Luetkemeyer: "Competition and the Small Business Landscape: Fair Competition and a Level Playing Field"
State of Small Business in America
Washington, March 1, 2022
WASHINGTON, D.C. - Today, the House Small Business Committee is holding a full hybrid hearing on the “Competition and the Small Business Landscape: Fair Competition and a Level Playing Field.”
Ranking Member Blaine Luetkemeyer's opening statement as prepared for delivery:
Thank you again, Madam Chair, for the opportunity to honor the memory of Mr. Hagedorn. I would also like to thank you for holding this hearing today.
As we all know, later this evening, President Biden will deliver his first State of the Union address. Roughly 400 days since President Biden has taken office, the state of small business is in CRISIS.
Small businesses are being crushed by soaring prices, facing the highest inflation rates in 40 years.
I have heard from contractors that are unable to bid on jobs because the cost of construction materials continues to skyrocket into the unknown. Restaurant owners have limited their menus and shortened their serving hours as the high of price of food and labor challenges their bottom line. And just last month, this Committee heard from an entrepreneur who was forced to narrow his scope of business due to the climbing prices at the gas pump.
Our nation’s job creators need workers.
As we pass “help wanted signs” on the doors across Main Street, it is clear, small businesses cannot compete with the government to get their employees back to work. Unprecedented government stimulus payments have led to 10.9 million job openings in this country, and despite historic numbers of small business owners raising compensation, nearly half of small businesses cannot find workers.
Supply chain disruptions are leading to lost revenue.
90 percent of small businesses have been affected by supply chain disruptions according to the NFIB. As consumer demand climbs, our nation is plagued by backlogs at the ports and truck driver shortages. The supply chain bottlenecks have resulted in the scarcity of key materials, project delays, and new challenges for business owners to serve their customers.
Crime is devastating small businesses.
“Smash and grab” crime waves are damaging main street storefronts, leaving small business owners to pick up the pieces.
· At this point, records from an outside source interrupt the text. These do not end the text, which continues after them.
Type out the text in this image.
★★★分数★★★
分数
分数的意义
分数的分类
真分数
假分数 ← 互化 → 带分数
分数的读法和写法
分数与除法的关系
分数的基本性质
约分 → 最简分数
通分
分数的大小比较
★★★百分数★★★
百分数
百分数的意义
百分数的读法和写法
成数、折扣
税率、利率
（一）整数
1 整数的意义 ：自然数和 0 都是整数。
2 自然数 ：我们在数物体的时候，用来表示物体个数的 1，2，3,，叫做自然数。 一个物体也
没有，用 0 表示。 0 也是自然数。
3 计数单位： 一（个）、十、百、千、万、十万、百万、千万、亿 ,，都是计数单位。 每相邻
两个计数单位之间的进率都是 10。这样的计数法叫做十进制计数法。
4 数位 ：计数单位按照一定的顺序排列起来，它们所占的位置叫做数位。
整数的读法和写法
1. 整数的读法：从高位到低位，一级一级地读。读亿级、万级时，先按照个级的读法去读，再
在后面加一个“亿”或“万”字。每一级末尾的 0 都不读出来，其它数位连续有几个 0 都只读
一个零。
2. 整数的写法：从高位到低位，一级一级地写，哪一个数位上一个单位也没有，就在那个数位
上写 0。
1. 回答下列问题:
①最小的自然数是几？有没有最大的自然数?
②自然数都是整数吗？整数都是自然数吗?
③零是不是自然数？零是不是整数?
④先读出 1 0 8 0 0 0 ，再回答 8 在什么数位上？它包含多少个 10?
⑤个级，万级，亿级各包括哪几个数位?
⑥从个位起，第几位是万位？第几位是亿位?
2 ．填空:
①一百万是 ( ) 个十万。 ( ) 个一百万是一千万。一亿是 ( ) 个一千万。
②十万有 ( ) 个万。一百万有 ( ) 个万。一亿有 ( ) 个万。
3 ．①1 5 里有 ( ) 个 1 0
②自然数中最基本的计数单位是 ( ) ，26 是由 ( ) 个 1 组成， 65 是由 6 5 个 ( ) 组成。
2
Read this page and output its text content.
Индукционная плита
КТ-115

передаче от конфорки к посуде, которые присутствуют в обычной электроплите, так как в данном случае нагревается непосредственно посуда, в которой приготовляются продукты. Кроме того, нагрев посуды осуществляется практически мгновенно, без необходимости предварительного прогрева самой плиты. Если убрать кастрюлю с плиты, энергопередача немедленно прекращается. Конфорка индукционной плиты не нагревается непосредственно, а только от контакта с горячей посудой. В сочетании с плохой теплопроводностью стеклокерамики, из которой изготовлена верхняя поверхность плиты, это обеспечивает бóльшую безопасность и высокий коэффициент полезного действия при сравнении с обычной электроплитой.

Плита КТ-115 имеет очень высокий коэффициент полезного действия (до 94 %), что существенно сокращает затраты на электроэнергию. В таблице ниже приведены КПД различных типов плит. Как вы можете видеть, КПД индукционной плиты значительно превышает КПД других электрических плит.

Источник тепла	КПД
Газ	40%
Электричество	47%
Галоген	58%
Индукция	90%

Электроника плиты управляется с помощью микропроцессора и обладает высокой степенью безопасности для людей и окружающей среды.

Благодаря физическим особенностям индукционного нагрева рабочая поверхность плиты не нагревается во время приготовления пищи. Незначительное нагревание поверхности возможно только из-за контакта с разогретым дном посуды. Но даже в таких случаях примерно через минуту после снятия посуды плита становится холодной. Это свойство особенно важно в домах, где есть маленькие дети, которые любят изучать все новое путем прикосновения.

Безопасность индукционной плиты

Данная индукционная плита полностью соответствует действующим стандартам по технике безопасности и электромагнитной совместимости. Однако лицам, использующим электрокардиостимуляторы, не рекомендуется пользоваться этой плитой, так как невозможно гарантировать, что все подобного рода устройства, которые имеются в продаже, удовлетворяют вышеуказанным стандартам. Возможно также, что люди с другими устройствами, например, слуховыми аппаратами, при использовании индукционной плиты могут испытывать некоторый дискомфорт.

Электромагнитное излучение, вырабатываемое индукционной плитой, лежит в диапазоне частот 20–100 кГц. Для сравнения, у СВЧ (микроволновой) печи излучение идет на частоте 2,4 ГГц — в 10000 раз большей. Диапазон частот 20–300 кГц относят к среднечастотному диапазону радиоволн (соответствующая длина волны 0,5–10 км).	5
Looting not only leads to broken windows or stolen goods but small businesses have also been forced to halt operations and even face increases in insurance premiums.
Regulations are hamstringing recovery and progress.
With all of these headwinds, the last thing small businesses need is more regulations, yet according to the American Action Forum, the Biden Administration capped off its first full year in office with more than $201 billion in regulatory costs and 131 million hours in new annual paperwork.
These challenges place small businesses at a competitive disadvantage, as they lack the staff, ability to absorb costs, pricing flexibility, long-term contracts, and purchasing power. Although innovative and nimble, small businesses, entrepreneurs, and startups operate on very thin margins.
Just as concerning, this Administration continues to put small businesses on the back burner. As Members of the Committee, it is our job to advocate for small businesses and conduct oversight. Secretary Yellen continues to ignore the law, this Committee, and small businesses. She is over 310 days past the April 26th deadline in law for her testify before this Committee. If a small business owner was late on a legal responsibility, I am confident that the IRS would not exercise this level of leniency and lawlessness. Just another example of this Administration’s “rules for thee, but not for me.”
This Committee has been fortunate enough to hear testimony from SBA Administrator Guzman; however, Members of this Committee deserve responses to questions submitted for the record 9 months ago, and throughout this Congress, regarding important programs that service our small business constituents.
The current economic climate for small businesses and response from the Biden Administration are inexcusable. Main Street creates approximately two-thirds of all new jobs and is key to our nation’s recovery from the pandemic. However, the Job Creators Network found, only 7% of small businesses have fully recovered from the pandemic. It is clear, endless government spending in Washington and constantly changing mandates are not working for small businesses.
We must champion pro-growth policies of lower taxes and deregulatory actions that allow small businesses to operate independently.
In short, the multitude of challenges facing the nation’s job creators put them at a competitive disadvantage. The state of the small business economy must improve.
I look forward to hearing from our witnesses today on how we can restore the small business economy and decrease barriers to competition for small businesses.